Костя положил на стол ложку и начал пристально на неё смотреть. Ложка сначала качнулась, а затем медленно поползла по гладкому столу.
– Это телекинез! – обмерла я и, стараясь скрыть замешательство, игриво шепнула: – А девушек гипнотизируешь? Представляю, сколько у тебя поклонниц!
– Девушки меня теперь не волнуют, у меня другие планы, – равнодушно бросил Костя. – А вообще мне интереснее с женщинами постарше, с ними есть о чём поговорить.
Перехватив мой растерянный взгляд, Костя, словно извиняясь, добавил:
– Ты умнее своих сверстниц. С тобой классно!
Тут мои старики появились в дверях, и их милое воркование за ужином успокоило возбуждённые нервы. Мы с Костей засиделись до полуночи и всё говорили о необычных явлениях мозга, о парапсихологии, гипнозе и его возможностях. Я спросила, почему Костя не применил свой дар в медицине. Но он ответил, что видел себя в другом, а лечение гипнозом считал непродолжительным и не всегда удачным. Потом сказал, что тот мальчик у пруда был с чистым сознанием, легко поддался внушению – ему-то можно было помочь.
А я слушала и понимала, что мне уже не помочь... и что близость моего нового друга необъяснимо парализуя волю, замедляло мой пульс, мысли и дыхание.
Словно во сне, взяв Костю за руку, я повела его в деревянную баню рядом с домом. Зажгла свечи, заглянула в его глаза... удивительно яркие на фоне смуглого лица и угольно-чёрных волос.

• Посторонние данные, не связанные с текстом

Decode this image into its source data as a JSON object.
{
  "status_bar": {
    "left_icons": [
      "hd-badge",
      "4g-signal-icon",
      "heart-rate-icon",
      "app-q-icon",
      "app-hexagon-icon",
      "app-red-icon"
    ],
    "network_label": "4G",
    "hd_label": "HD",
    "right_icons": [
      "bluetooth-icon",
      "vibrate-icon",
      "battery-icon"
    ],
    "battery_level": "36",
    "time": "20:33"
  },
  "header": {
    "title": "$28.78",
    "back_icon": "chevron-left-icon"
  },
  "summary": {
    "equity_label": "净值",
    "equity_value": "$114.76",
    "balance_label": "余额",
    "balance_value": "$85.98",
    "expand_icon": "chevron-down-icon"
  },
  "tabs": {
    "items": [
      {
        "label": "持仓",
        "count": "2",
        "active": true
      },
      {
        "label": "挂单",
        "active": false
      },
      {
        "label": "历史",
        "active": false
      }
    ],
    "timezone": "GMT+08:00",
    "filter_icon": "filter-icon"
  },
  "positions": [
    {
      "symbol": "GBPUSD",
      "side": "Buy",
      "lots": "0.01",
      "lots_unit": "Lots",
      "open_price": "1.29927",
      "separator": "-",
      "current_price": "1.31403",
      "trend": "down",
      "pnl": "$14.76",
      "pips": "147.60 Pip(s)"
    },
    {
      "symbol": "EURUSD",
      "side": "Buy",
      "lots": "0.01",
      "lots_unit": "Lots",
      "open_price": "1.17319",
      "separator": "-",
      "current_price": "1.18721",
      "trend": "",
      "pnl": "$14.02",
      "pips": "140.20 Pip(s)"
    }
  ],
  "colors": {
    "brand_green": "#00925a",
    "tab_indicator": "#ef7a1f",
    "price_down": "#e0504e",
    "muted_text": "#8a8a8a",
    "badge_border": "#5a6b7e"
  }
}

В бликах свечей, танцующих по бревенчатым стенам, я видела себя то простоволосой девушкой на залитой солнцем лесной лужайке, а затем придворной дамой, одетой в тугое платье с корсетом. Шум леса в моём сознании менялся на трепет вееров, перед глазами кадрами мелькали лица... И вся распутинская удаль и страсть в Костиных руках, губах, а главное в глазах горели во мне бесконечным желанием.
Уверена, что многие придавались любви, возбуждённые алкоголем или чем-то пожёстче, но наверняка, редко кто познал сексуальную эйфорию под гипнозом.
Мы заснули на рассвете обнявшись на полу под старым одеялом.
Несколько дней прошло в прогулках и разговорах, а ночи в объятьях Кости пролетели так же кипуче, как первая. Но он не сделался ближе. Костя оставался для меня интересным собеседником и нежным любовником – нежным, но не любящим. Я начинала страдать, словно в детстве, от приступов первой любви!
– Мой друг Янек завтра приезжает из Иркутска, – как бы невзначай обронил Костя за ужином.
– Янек? – от волнения у меня пересохло во рту. – Редкое имя.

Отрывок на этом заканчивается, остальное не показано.